For Dalton, the takeaway was straightforward. Long term sustainability matters more than constant output.

A new chapter for Lodash

Despite these challenges, Lodash has recently entered an important new phase.

With support from the OpenJS ecosystem, the project underwent a significant security and infrastructure overhaul designed to make long term maintenance more sustainable.

New governance structures were introduced, including a Technical Steering Committee and a dedicated security triage group to help guide releases and manage vulnerability reports. The project also restored continuous integration, implemented modern security tooling, and documented new workflows for handling issues and security updates.

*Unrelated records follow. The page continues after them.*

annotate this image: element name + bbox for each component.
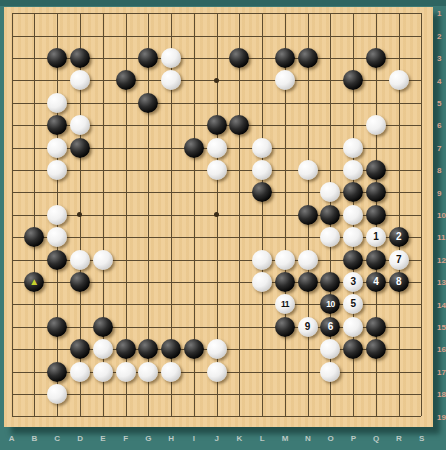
intersection-F14[interactable] [114, 293, 137, 315]
intersection-L1[interactable] [251, 2, 274, 24]
intersection-P3[interactable] [342, 47, 365, 69]
intersection-F5[interactable] [114, 92, 137, 114]
intersection-H16[interactable] [160, 338, 183, 360]
intersection-I19[interactable] [182, 405, 205, 427]
intersection-C17[interactable] [46, 360, 69, 382]
intersection-S16[interactable] [410, 338, 433, 360]
intersection-B9[interactable] [23, 181, 46, 203]
intersection-B8[interactable] [23, 159, 46, 181]
intersection-O5[interactable] [319, 92, 342, 114]
intersection-F13[interactable] [114, 271, 137, 293]
intersection-J10[interactable] [205, 204, 228, 226]
intersection-L18[interactable] [251, 383, 274, 405]
intersection-P13[interactable]: 3 [342, 271, 365, 293]
intersection-K15[interactable] [228, 316, 251, 338]
intersection-L19[interactable] [251, 405, 274, 427]
intersection-S1[interactable] [410, 2, 433, 24]
intersection-L9[interactable] [251, 181, 274, 203]
intersection-I12[interactable] [182, 248, 205, 270]
intersection-C18[interactable] [46, 383, 69, 405]
intersection-A6[interactable] [0, 114, 23, 136]
intersection-G6[interactable] [137, 114, 160, 136]
intersection-P10[interactable] [342, 204, 365, 226]
intersection-M6[interactable] [274, 114, 297, 136]
intersection-B18[interactable] [23, 383, 46, 405]
intersection-I13[interactable] [182, 271, 205, 293]
intersection-M14[interactable]: 11 [274, 293, 297, 315]
intersection-E5[interactable] [91, 92, 114, 114]
intersection-Q19[interactable] [365, 405, 388, 427]
intersection-L17[interactable] [251, 360, 274, 382]
intersection-C3[interactable] [46, 47, 69, 69]
intersection-Q8[interactable] [365, 159, 388, 181]
intersection-G13[interactable] [137, 271, 160, 293]
intersection-N2[interactable] [296, 25, 319, 47]
intersection-C13[interactable] [46, 271, 69, 293]
intersection-D3[interactable] [69, 47, 92, 69]
intersection-O15[interactable]: 6 [319, 316, 342, 338]
intersection-G16[interactable] [137, 338, 160, 360]
intersection-Q5[interactable] [365, 92, 388, 114]
intersection-S4[interactable] [410, 69, 433, 91]
intersection-P17[interactable] [342, 360, 365, 382]
intersection-O18[interactable] [319, 383, 342, 405]
intersection-N5[interactable] [296, 92, 319, 114]
intersection-D10[interactable] [69, 204, 92, 226]
intersection-R5[interactable] [387, 92, 410, 114]
intersection-S17[interactable] [410, 360, 433, 382]
go-board[interactable]: 127▲3481110596 [4, 7, 433, 427]
intersection-N13[interactable] [296, 271, 319, 293]
intersection-D18[interactable] [69, 383, 92, 405]
intersection-C7[interactable] [46, 136, 69, 158]
intersection-Q6[interactable] [365, 114, 388, 136]
intersection-N8[interactable] [296, 159, 319, 181]
intersection-F9[interactable] [114, 181, 137, 203]
intersection-Q2[interactable] [365, 25, 388, 47]
intersection-F19[interactable] [114, 405, 137, 427]
intersection-L8[interactable] [251, 159, 274, 181]
intersection-E4[interactable] [91, 69, 114, 91]
intersection-A8[interactable] [0, 159, 23, 181]
intersection-G8[interactable] [137, 159, 160, 181]
intersection-C5[interactable] [46, 92, 69, 114]
intersection-N11[interactable] [296, 226, 319, 248]
intersection-M2[interactable] [274, 25, 297, 47]
intersection-J4[interactable] [205, 69, 228, 91]
intersection-J12[interactable] [205, 248, 228, 270]
intersection-Q13[interactable]: 4 [365, 271, 388, 293]
intersection-I5[interactable] [182, 92, 205, 114]
intersection-J7[interactable] [205, 136, 228, 158]
intersection-F11[interactable] [114, 226, 137, 248]
intersection-J5[interactable] [205, 92, 228, 114]
intersection-J1[interactable] [205, 2, 228, 24]
intersection-K5[interactable] [228, 92, 251, 114]
intersection-B5[interactable] [23, 92, 46, 114]
intersection-J9[interactable] [205, 181, 228, 203]
intersection-J8[interactable] [205, 159, 228, 181]
intersection-C19[interactable] [46, 405, 69, 427]
intersection-F16[interactable] [114, 338, 137, 360]
intersection-D4[interactable] [69, 69, 92, 91]
intersection-F1[interactable] [114, 2, 137, 24]
intersection-L13[interactable] [251, 271, 274, 293]
intersection-D12[interactable] [69, 248, 92, 270]
intersection-E19[interactable] [91, 405, 114, 427]
intersection-P16[interactable] [342, 338, 365, 360]
intersection-O7[interactable] [319, 136, 342, 158]
intersection-R1[interactable] [387, 2, 410, 24]
intersection-L5[interactable] [251, 92, 274, 114]
intersection-R3[interactable] [387, 47, 410, 69]
intersection-K4[interactable] [228, 69, 251, 91]
intersection-P8[interactable] [342, 159, 365, 181]
intersection-K2[interactable] [228, 25, 251, 47]
intersection-E14[interactable] [91, 293, 114, 315]
intersection-Q4[interactable] [365, 69, 388, 91]
intersection-A9[interactable] [0, 181, 23, 203]
intersection-G9[interactable] [137, 181, 160, 203]
intersection-O11[interactable] [319, 226, 342, 248]
intersection-O16[interactable] [319, 338, 342, 360]
intersection-E13[interactable] [91, 271, 114, 293]
intersection-K19[interactable] [228, 405, 251, 427]
intersection-C6[interactable] [46, 114, 69, 136]
intersection-N18[interactable] [296, 383, 319, 405]
intersection-L10[interactable] [251, 204, 274, 226]
intersection-M17[interactable] [274, 360, 297, 382]
intersection-J18[interactable] [205, 383, 228, 405]
intersection-L6[interactable] [251, 114, 274, 136]
intersection-O17[interactable] [319, 360, 342, 382]
intersection-N15[interactable]: 9 [296, 316, 319, 338]
intersection-S8[interactable] [410, 159, 433, 181]
intersection-A16[interactable] [0, 338, 23, 360]
intersection-F4[interactable] [114, 69, 137, 91]
intersection-K17[interactable] [228, 360, 251, 382]
intersection-R6[interactable] [387, 114, 410, 136]
intersection-N9[interactable] [296, 181, 319, 203]
intersection-H5[interactable] [160, 92, 183, 114]
intersection-Q16[interactable] [365, 338, 388, 360]
intersection-R4[interactable] [387, 69, 410, 91]
intersection-Q11[interactable]: 1 [365, 226, 388, 248]
intersection-N17[interactable] [296, 360, 319, 382]
intersection-O8[interactable] [319, 159, 342, 181]
intersection-P14[interactable]: 5 [342, 293, 365, 315]
intersection-O9[interactable] [319, 181, 342, 203]
intersection-I18[interactable] [182, 383, 205, 405]
intersection-P2[interactable] [342, 25, 365, 47]
intersection-K11[interactable] [228, 226, 251, 248]
intersection-P4[interactable] [342, 69, 365, 91]
intersection-D9[interactable] [69, 181, 92, 203]
intersection-R19[interactable] [387, 405, 410, 427]
intersection-E6[interactable] [91, 114, 114, 136]
intersection-M10[interactable] [274, 204, 297, 226]
intersection-L2[interactable] [251, 25, 274, 47]
intersection-D2[interactable] [69, 25, 92, 47]
intersection-A10[interactable] [0, 204, 23, 226]
intersection-J11[interactable] [205, 226, 228, 248]
intersection-E3[interactable] [91, 47, 114, 69]
intersection-J17[interactable] [205, 360, 228, 382]
intersection-S13[interactable] [410, 271, 433, 293]
intersection-O13[interactable] [319, 271, 342, 293]
intersection-S12[interactable] [410, 248, 433, 270]
intersection-F17[interactable] [114, 360, 137, 382]
intersection-A4[interactable] [0, 69, 23, 91]
intersection-B15[interactable] [23, 316, 46, 338]
intersection-I9[interactable] [182, 181, 205, 203]
intersection-C2[interactable] [46, 25, 69, 47]
intersection-K14[interactable] [228, 293, 251, 315]
intersection-B2[interactable] [23, 25, 46, 47]
intersection-R16[interactable] [387, 338, 410, 360]
intersection-A12[interactable] [0, 248, 23, 270]
intersection-J13[interactable] [205, 271, 228, 293]
intersection-O6[interactable] [319, 114, 342, 136]
intersection-D14[interactable] [69, 293, 92, 315]
intersection-C15[interactable] [46, 316, 69, 338]
intersection-H18[interactable] [160, 383, 183, 405]
intersection-L15[interactable] [251, 316, 274, 338]
intersection-D6[interactable] [69, 114, 92, 136]
intersection-Q17[interactable] [365, 360, 388, 382]
intersection-A14[interactable] [0, 293, 23, 315]
intersection-P11[interactable] [342, 226, 365, 248]
intersection-N10[interactable] [296, 204, 319, 226]
intersection-M11[interactable] [274, 226, 297, 248]
intersection-N14[interactable] [296, 293, 319, 315]
intersection-N6[interactable] [296, 114, 319, 136]
intersection-A11[interactable] [0, 226, 23, 248]
intersection-M3[interactable] [274, 47, 297, 69]
intersection-S10[interactable] [410, 204, 433, 226]
intersection-K3[interactable] [228, 47, 251, 69]
intersection-G12[interactable] [137, 248, 160, 270]
intersection-A17[interactable] [0, 360, 23, 382]
intersection-I8[interactable] [182, 159, 205, 181]
intersection-I2[interactable] [182, 25, 205, 47]
intersection-A1[interactable] [0, 2, 23, 24]
intersection-C10[interactable] [46, 204, 69, 226]
intersection-A19[interactable] [0, 405, 23, 427]
intersection-B12[interactable] [23, 248, 46, 270]
intersection-R10[interactable] [387, 204, 410, 226]
intersection-H8[interactable] [160, 159, 183, 181]
intersection-Q7[interactable] [365, 136, 388, 158]
intersection-P15[interactable] [342, 316, 365, 338]
intersection-O14[interactable]: 10 [319, 293, 342, 315]
intersection-J6[interactable] [205, 114, 228, 136]
intersection-K8[interactable] [228, 159, 251, 181]
intersection-I4[interactable] [182, 69, 205, 91]
intersection-R17[interactable] [387, 360, 410, 382]
intersection-G19[interactable] [137, 405, 160, 427]
intersection-G7[interactable] [137, 136, 160, 158]
intersection-C4[interactable] [46, 69, 69, 91]
intersection-B1[interactable] [23, 2, 46, 24]
intersection-O1[interactable] [319, 2, 342, 24]
intersection-I16[interactable] [182, 338, 205, 360]
intersection-E18[interactable] [91, 383, 114, 405]
intersection-M18[interactable] [274, 383, 297, 405]
intersection-R14[interactable] [387, 293, 410, 315]
intersection-H14[interactable] [160, 293, 183, 315]
intersection-E1[interactable] [91, 2, 114, 24]
intersection-D19[interactable] [69, 405, 92, 427]
intersection-M12[interactable] [274, 248, 297, 270]
intersection-I17[interactable] [182, 360, 205, 382]
intersection-Q10[interactable] [365, 204, 388, 226]
intersection-M15[interactable] [274, 316, 297, 338]
intersection-P9[interactable] [342, 181, 365, 203]
intersection-K9[interactable] [228, 181, 251, 203]
intersection-F15[interactable] [114, 316, 137, 338]
intersection-H19[interactable] [160, 405, 183, 427]
intersection-I6[interactable] [182, 114, 205, 136]
intersection-H4[interactable] [160, 69, 183, 91]
intersection-G4[interactable] [137, 69, 160, 91]
intersection-N16[interactable] [296, 338, 319, 360]
intersection-L16[interactable] [251, 338, 274, 360]
intersection-A13[interactable] [0, 271, 23, 293]
intersection-J15[interactable] [205, 316, 228, 338]
intersection-L4[interactable] [251, 69, 274, 91]
intersection-S9[interactable] [410, 181, 433, 203]
intersection-G14[interactable] [137, 293, 160, 315]
intersection-K1[interactable] [228, 2, 251, 24]
intersection-C16[interactable] [46, 338, 69, 360]
intersection-N4[interactable] [296, 69, 319, 91]
intersection-E7[interactable] [91, 136, 114, 158]
intersection-D1[interactable] [69, 2, 92, 24]
intersection-O10[interactable] [319, 204, 342, 226]
intersection-C14[interactable] [46, 293, 69, 315]
intersection-S15[interactable] [410, 316, 433, 338]
intersection-K7[interactable] [228, 136, 251, 158]
intersection-N3[interactable] [296, 47, 319, 69]
intersection-H3[interactable] [160, 47, 183, 69]
intersection-H10[interactable] [160, 204, 183, 226]
intersection-D7[interactable] [69, 136, 92, 158]
intersection-P1[interactable] [342, 2, 365, 24]
intersection-K13[interactable] [228, 271, 251, 293]
intersection-M8[interactable] [274, 159, 297, 181]
intersection-C9[interactable] [46, 181, 69, 203]
intersection-O2[interactable] [319, 25, 342, 47]
intersection-E2[interactable] [91, 25, 114, 47]
intersection-J3[interactable] [205, 47, 228, 69]
intersection-E10[interactable] [91, 204, 114, 226]
intersection-M16[interactable] [274, 338, 297, 360]
intersection-R15[interactable] [387, 316, 410, 338]
intersection-N1[interactable] [296, 2, 319, 24]
intersection-H1[interactable] [160, 2, 183, 24]
intersection-N19[interactable] [296, 405, 319, 427]
intersection-R11[interactable]: 2 [387, 226, 410, 248]
intersection-F8[interactable] [114, 159, 137, 181]
intersection-R13[interactable]: 8 [387, 271, 410, 293]
intersection-E9[interactable] [91, 181, 114, 203]
intersection-J16[interactable] [205, 338, 228, 360]
intersection-K6[interactable] [228, 114, 251, 136]
intersection-F10[interactable] [114, 204, 137, 226]
intersection-R12[interactable]: 7 [387, 248, 410, 270]
intersection-I1[interactable] [182, 2, 205, 24]
intersection-A7[interactable] [0, 136, 23, 158]
intersection-A5[interactable] [0, 92, 23, 114]
intersection-J14[interactable] [205, 293, 228, 315]
intersection-L3[interactable] [251, 47, 274, 69]
intersection-B13[interactable]: ▲ [23, 271, 46, 293]
intersection-S18[interactable] [410, 383, 433, 405]
intersection-K10[interactable] [228, 204, 251, 226]
intersection-Q12[interactable] [365, 248, 388, 270]
intersection-B14[interactable] [23, 293, 46, 315]
intersection-M1[interactable] [274, 2, 297, 24]
intersection-C12[interactable] [46, 248, 69, 270]
intersection-H13[interactable] [160, 271, 183, 293]
intersection-I10[interactable] [182, 204, 205, 226]
intersection-S5[interactable] [410, 92, 433, 114]
intersection-J2[interactable] [205, 25, 228, 47]
intersection-O4[interactable] [319, 69, 342, 91]
intersection-P18[interactable] [342, 383, 365, 405]
intersection-P5[interactable] [342, 92, 365, 114]
intersection-L11[interactable] [251, 226, 274, 248]
intersection-A18[interactable] [0, 383, 23, 405]
intersection-S2[interactable] [410, 25, 433, 47]
intersection-O19[interactable] [319, 405, 342, 427]
intersection-E16[interactable] [91, 338, 114, 360]
intersection-G11[interactable] [137, 226, 160, 248]
intersection-K16[interactable] [228, 338, 251, 360]
intersection-B7[interactable] [23, 136, 46, 158]
intersection-B17[interactable] [23, 360, 46, 382]
intersection-L12[interactable] [251, 248, 274, 270]
intersection-D16[interactable] [69, 338, 92, 360]
intersection-C11[interactable] [46, 226, 69, 248]
intersection-R7[interactable] [387, 136, 410, 158]
intersection-G15[interactable] [137, 316, 160, 338]
intersection-S14[interactable] [410, 293, 433, 315]
intersection-D11[interactable] [69, 226, 92, 248]
intersection-N7[interactable] [296, 136, 319, 158]
intersection-I14[interactable] [182, 293, 205, 315]
intersection-L7[interactable] [251, 136, 274, 158]
intersection-B4[interactable] [23, 69, 46, 91]
intersection-A2[interactable] [0, 25, 23, 47]
intersection-M4[interactable] [274, 69, 297, 91]
intersection-Q15[interactable] [365, 316, 388, 338]
intersection-I11[interactable] [182, 226, 205, 248]
intersection-E12[interactable] [91, 248, 114, 270]
intersection-F7[interactable] [114, 136, 137, 158]
intersection-Q1[interactable] [365, 2, 388, 24]
intersection-D8[interactable] [69, 159, 92, 181]
intersection-G1[interactable] [137, 2, 160, 24]
intersection-F3[interactable] [114, 47, 137, 69]
intersection-M9[interactable] [274, 181, 297, 203]
intersection-P19[interactable] [342, 405, 365, 427]
intersection-F18[interactable] [114, 383, 137, 405]
intersection-G5[interactable] [137, 92, 160, 114]
intersection-B10[interactable] [23, 204, 46, 226]
intersection-Q14[interactable] [365, 293, 388, 315]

The effort reflects a broader shift in how critical open source projects are maintained. Rather than relying on a single individual, responsibility is now shared across a community of contributors.

What the ecosystem can learn

Lodash is only one example, but the lesson applies widely across the JavaScript ecosystem.

Many packages developers depend on every day are maintained by individuals or very small teams. When those projects become successful, the expectations placed on maintainers can grow rapidly.

Supporting maintainers, contributing improvements, and respecting boundaries all help projects remain healthy.

Sometimes the most important step is simply remembering that behind every dependency is a person who created it.

Why these conversations matter

Talking openly about burnout helps the community better understand what maintainers experience as projects grow.

It also highlights why governance, shared responsibility, and sustainable maintenance models matter for the future of open source.

The story of Lodash shows both the impact a single project can have and the importance of supporting the people who maintain the tools the ecosystem relies on every day.